Architecture
Cognitive Companion follows a layered architecture with clear separation between edge devices, AI processing, rule evaluation, and output dispatch. Every component runs on-premise.
System Overview
Edge Devices AI Pipeline Outputs
─────────── ─────────── ───────
reCamera ──┐ ┌─► Person ID Service ──┐
│ ┌────────────┐ │ (InsightFace/ArcFace) │
reTerminal─┼──► │ Event │──┤ ├─► Rules Engine
│ │ Aggregator │ │ ┌──────────────────┐ │ (context/deps/rate-limit)
HA Sensors─┘ └────────────┘ ├─► │ Vision LLM │ │ │
MinIO ◄───────┘ │ (Cosmos Reason2) │──┘ ▼
(media) └──────────────────┘ ┌─────────────┐
│ │ Logic LLM │
▼ │ (Gemma3) │
┌────────────────┐ └──────┬──────┘
│ Translation │ │
│(TranslateGemma)|◄───────────────┘
└────────┬───────┘
│
┌──────────────────────────┼──────────────────────────┐
▼ ▼ ▼ ▼ ▼
WebSocket Telegram eInk Display TTS Home Assistant
(frontend) (caregiver) (reTerminal) (speaker) (actions + announce)Data Flow
1. Event Ingestion
Edge devices send data to the backend via REST endpoints:
- reCamera devices POST image frames to
/api/v1/device/recamerausing device key authentication - Home Assistant sensors are polled at a configurable interval (default: 30 seconds)
- reTerminal devices report button presses to
/api/v1/device/reterminal - Occupancy duration events are generated internally by the
SensorPollingServicewhen a presence sensor has been continuously occupied for at least the threshold configured in a matching rule (occupancy_durationtrigger type)
2. Event Aggregation
The EventAggregator batches incoming sensor events before rule evaluation.

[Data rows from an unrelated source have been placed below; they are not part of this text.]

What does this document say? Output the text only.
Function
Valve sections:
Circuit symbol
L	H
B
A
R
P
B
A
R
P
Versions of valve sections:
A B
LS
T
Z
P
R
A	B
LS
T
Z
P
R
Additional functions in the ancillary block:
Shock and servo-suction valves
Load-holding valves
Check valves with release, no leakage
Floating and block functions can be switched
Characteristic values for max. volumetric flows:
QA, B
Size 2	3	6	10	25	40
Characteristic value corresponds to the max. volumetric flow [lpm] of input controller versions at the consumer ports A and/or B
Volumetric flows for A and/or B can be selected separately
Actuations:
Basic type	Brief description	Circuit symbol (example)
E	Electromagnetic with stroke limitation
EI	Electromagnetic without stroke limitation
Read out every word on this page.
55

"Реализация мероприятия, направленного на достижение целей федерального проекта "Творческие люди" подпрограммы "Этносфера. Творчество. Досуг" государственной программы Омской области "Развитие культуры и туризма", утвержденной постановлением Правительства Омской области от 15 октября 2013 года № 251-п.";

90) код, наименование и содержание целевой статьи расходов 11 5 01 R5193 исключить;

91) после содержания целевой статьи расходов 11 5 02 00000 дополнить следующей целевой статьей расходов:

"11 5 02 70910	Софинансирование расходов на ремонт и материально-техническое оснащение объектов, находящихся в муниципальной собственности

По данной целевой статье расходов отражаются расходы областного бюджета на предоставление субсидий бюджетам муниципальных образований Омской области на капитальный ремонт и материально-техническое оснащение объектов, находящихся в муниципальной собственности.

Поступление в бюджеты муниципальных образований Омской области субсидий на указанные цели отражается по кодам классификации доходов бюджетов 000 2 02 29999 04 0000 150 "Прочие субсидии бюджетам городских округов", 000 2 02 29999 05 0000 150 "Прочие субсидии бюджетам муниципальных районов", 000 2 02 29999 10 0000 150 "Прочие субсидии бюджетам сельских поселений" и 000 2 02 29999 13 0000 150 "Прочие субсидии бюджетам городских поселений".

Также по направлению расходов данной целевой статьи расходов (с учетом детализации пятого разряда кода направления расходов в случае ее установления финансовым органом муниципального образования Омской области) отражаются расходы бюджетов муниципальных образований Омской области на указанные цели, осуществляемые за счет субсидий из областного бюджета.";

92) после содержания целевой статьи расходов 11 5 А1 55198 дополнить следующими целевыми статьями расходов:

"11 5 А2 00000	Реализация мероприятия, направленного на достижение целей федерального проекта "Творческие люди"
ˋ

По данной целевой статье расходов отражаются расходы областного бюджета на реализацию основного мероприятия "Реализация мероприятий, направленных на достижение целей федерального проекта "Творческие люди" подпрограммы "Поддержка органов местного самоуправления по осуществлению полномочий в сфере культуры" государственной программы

This prevents individual frames from flooding the pipeline:
- Batch size: configurable number of frames per batch (default: 5)
- Window: maximum time to wait for a full batch (default: 10s)
- Cooldown: per-sensor minimum interval between batches (default: 30s)
- Media lifecycle: frames are stored in MinIO with pre-signed URLs and automatically cleaned up after a retention period
3. Rule Matching
The RulesEngine evaluates each event batch against all enabled rules. A rule matches when:
- Context filters pass: room matches, current time is within the allowed range, day of week matches, required persons are present (or absent), required activities have (or haven't) occurred
- Dependencies are satisfied: dependent rules must have fired (or not fired) within their lookback window
- Rate limits allow: cool-off period has elapsed, daily trigger count hasn't been exceeded
4. Pipeline Execution
Each matched rule triggers its own composable pipeline via the PipelineExecutor. Step handlers are self-contained plugins in backend/steps/builtin/, each inheriting from StepHandler and auto-discovered via StepRegistry at startup. Steps execute in the configured order, sharing a pipeline_data dictionary that accumulates results:
@dataclass
class TriggerContext:
trigger_type: str # "sensor_event", "cron", "manual", "webhook"
sensor_id: str | None
room_name: str | None
media_paths: list[str]
media_type: str | None
webhook_payload: dict | None # Payload from webhook triggers
@dataclass
class StepResult:
success: bool = True
data: dict = field(default_factory=dict) # Merged into pipeline_data
should_continue: bool = True
next_step_id: int | None = None # For conditional branching
wait_until: datetime | None = None # For wait/resumeThe same plugin pattern applies to notification channels (ChannelRegistry) and context filters (FilterRegistry). See Composable Pipelines for the full step type reference and Extending the Pipeline for how to add new plugins.
5. Output Dispatch
The NotificationDispatcher routes alerts to channels based on the alert level defined in notifications.yaml:
- WebSocket: pushed to connected admin console clients in real-time
- Telegram: sent to caregiver chat IDs via bot API
- E-Ink Display: rendered as notification images for specific devices
- TTS: announced through Home Assistant media players
- Home Assistant: any HA service call (turn on lights, lock doors, etc.)
Service Architecture
Services are instantiated in the FastAPI lifespan function and attached to app.state. The PipelineExecutor receives a ServiceContainer that bundles all shared services (LLM providers, HA client, DB session factory, etc.) and passes it to step plugins during execution. Routers access services via app.state:
# In backend/main.py (lifespan):
services = ServiceContainer(
db_session_factory=get_session,
person_id_client=person_id_client,
notification_dispatcher=notification_dispatcher,
# ... other dependencies
)
app.state.pipeline_executor = PipelineExecutor(services)
# In a router:
pipeline_executor = request.app.state.pipeline_executorThis pattern ensures:
- Single instances: each service is created once and shared
- Explicit wiring: dependencies are visible in the lifespan function
- Testability: services can be replaced with mocks by modifying
app.state - No circular imports: routers never import service modules directly
Core Foundation Layer
Every other backend package depends on a small, deliberately boring layer at backend/core/. It is the part of the codebase most tightly held to the quality bar you would expect from a company shipping medical-adjacent infrastructure.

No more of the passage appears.